Prospects for continuing the expansion in Arkansas that was launched last year after HHS approval of “the private option” enabling enrollment of the expanded Medicaid population in private health insurance plans took a hit when a staunch opponent won a special state senate election last month. And things have gone downhill ever since, per this report from the New York Times’ Abby Goodnough:
Last year, the Republicans who control this state’s Legislature devised a politically palatable way to expand Medicaid under President Obama’s health care law. They won permission to use federal expansion funds to buy private insurance for as many as 250,000 poor people instead of adding them to traditional Medicaid, which conservatives disparage as a broken entitlement program.
But just as the idea is catching fire in other states with Republican or divided leadership — Iowa has adopted a version of the plan, and New Hampshire, Pennsylvania, Utah and other states are exploring similar avenues — Arkansas may abruptly reverse course, potentially leaving the 83,000 people who have signed up so far without insurance as soon as July 1.

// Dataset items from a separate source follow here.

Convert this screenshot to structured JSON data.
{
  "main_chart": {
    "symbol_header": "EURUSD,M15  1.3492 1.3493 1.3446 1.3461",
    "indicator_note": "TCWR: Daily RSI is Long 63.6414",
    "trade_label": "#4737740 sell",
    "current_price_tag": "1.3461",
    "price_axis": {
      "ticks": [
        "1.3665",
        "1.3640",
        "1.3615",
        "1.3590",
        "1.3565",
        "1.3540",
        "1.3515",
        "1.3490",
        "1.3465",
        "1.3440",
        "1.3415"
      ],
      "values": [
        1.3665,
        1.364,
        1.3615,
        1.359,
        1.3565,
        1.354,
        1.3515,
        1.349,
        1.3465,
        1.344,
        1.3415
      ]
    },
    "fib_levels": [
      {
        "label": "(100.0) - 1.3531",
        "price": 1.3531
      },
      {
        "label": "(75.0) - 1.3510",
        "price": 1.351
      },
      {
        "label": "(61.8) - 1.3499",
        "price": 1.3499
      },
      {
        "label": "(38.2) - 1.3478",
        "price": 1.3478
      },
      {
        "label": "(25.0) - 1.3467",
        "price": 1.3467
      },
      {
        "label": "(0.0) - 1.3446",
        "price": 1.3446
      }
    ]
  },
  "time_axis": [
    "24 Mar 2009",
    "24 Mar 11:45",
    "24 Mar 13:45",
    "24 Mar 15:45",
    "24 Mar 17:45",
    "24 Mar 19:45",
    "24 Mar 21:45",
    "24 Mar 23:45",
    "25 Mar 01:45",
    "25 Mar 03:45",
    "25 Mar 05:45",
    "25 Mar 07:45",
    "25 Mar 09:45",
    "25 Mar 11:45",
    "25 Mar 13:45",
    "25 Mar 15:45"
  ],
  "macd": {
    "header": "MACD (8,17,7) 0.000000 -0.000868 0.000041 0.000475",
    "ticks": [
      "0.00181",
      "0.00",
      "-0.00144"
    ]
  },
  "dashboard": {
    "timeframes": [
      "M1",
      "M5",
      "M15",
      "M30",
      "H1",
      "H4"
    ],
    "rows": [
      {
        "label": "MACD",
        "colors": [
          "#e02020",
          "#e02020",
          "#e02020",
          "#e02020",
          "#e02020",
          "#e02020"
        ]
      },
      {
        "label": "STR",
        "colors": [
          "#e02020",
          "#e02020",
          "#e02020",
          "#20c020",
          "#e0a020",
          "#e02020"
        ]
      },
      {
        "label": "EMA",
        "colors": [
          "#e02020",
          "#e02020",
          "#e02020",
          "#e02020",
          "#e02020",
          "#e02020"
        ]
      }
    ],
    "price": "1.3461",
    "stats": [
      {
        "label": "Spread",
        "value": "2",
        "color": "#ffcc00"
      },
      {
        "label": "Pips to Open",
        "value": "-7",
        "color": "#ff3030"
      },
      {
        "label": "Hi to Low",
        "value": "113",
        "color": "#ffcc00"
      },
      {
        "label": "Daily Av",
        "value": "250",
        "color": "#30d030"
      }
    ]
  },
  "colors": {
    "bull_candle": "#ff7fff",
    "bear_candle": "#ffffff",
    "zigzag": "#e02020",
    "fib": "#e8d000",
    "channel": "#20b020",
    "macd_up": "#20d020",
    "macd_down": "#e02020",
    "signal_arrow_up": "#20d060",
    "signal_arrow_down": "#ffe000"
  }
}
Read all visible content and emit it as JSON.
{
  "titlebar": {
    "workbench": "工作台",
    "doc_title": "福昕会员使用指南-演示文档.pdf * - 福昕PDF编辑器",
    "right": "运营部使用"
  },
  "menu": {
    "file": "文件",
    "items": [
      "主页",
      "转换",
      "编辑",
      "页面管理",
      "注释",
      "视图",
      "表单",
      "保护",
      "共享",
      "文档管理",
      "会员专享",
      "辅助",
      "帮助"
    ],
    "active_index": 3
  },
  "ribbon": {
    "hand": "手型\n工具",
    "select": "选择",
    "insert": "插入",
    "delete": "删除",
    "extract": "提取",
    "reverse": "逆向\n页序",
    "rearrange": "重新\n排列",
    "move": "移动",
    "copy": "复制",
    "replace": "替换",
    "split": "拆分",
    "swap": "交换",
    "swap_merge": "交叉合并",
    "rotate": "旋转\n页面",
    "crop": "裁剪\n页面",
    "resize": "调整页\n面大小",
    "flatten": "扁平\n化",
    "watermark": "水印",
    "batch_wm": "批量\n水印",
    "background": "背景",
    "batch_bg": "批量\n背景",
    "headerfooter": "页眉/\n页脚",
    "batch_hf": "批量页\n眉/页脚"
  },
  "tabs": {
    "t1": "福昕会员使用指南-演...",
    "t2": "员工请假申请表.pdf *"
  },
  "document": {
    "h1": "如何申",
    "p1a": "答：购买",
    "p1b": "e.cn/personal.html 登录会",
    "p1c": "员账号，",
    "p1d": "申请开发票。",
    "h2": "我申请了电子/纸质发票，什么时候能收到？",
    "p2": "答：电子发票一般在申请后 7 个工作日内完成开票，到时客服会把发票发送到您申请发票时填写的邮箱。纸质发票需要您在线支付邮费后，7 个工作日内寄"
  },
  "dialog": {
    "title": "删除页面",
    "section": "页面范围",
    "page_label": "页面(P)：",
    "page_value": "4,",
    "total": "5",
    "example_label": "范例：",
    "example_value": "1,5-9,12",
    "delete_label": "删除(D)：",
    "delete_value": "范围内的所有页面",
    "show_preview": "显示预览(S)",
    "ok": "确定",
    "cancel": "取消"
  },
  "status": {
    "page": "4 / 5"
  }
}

Facing pressure from conservative challengers in the May primary, several Republicans who supported the plan last year are now considering switching their vote when the Legislature votes to reauthorize its financing, possibly as soon as next week. The defection of just one Republican could kill the program, state officials said.
Killing the expansion would not just take away insurance from 83,000 Arkansans while denying it to tens of thousands more who would qualify; it would also leave a big hole in the state budget, as noted by Democratic Gov. Mike Beebe, who brokered last year’s compromise:
“You’ve got a very small minority of people who can derail this,” said Gov. Mike Beebe, a Democrat who helped engineer the plan but will leave office at the end of the year because of term limits. He warned that ending the program would create an $85 million hole in his proposed budget — and devastate hospitals that were counting on the new federal funds.
It’s not as though the people benefitting from the expansion are are on any sort of easy street. A single working person—the main objects of the expansion—cannot earn more than $15,900 a year and still qualify. And the Arkansas plan requires copayments for those with incomes between 100% and 138% of the federal poverty line; there are no copayments at all in traditional Medicaid.
So you’ve got privatized Medicaid and “skin in the game” for beneficiaries—two big concessions to Republicans—with the feds picking up all of the initial cost and well over 90% for the next decade. Killing the expansion will be disruptive for insurance companies, hospitals and 83,000 patients, and could destabilize the state budget. But that’s not enough for “true conservatives,” it seems; the power of ideology and the hatred of anything associated with Obamacare is that intense.
Maybe still more concessions will enable the Arkansas expansion to survive, but it’s an object-lesson in how long it will take the Affordable Care Act to pass the point of no repeal, regardless of objective reality. For the foreseeable future, that rock could always roll right back down the hill.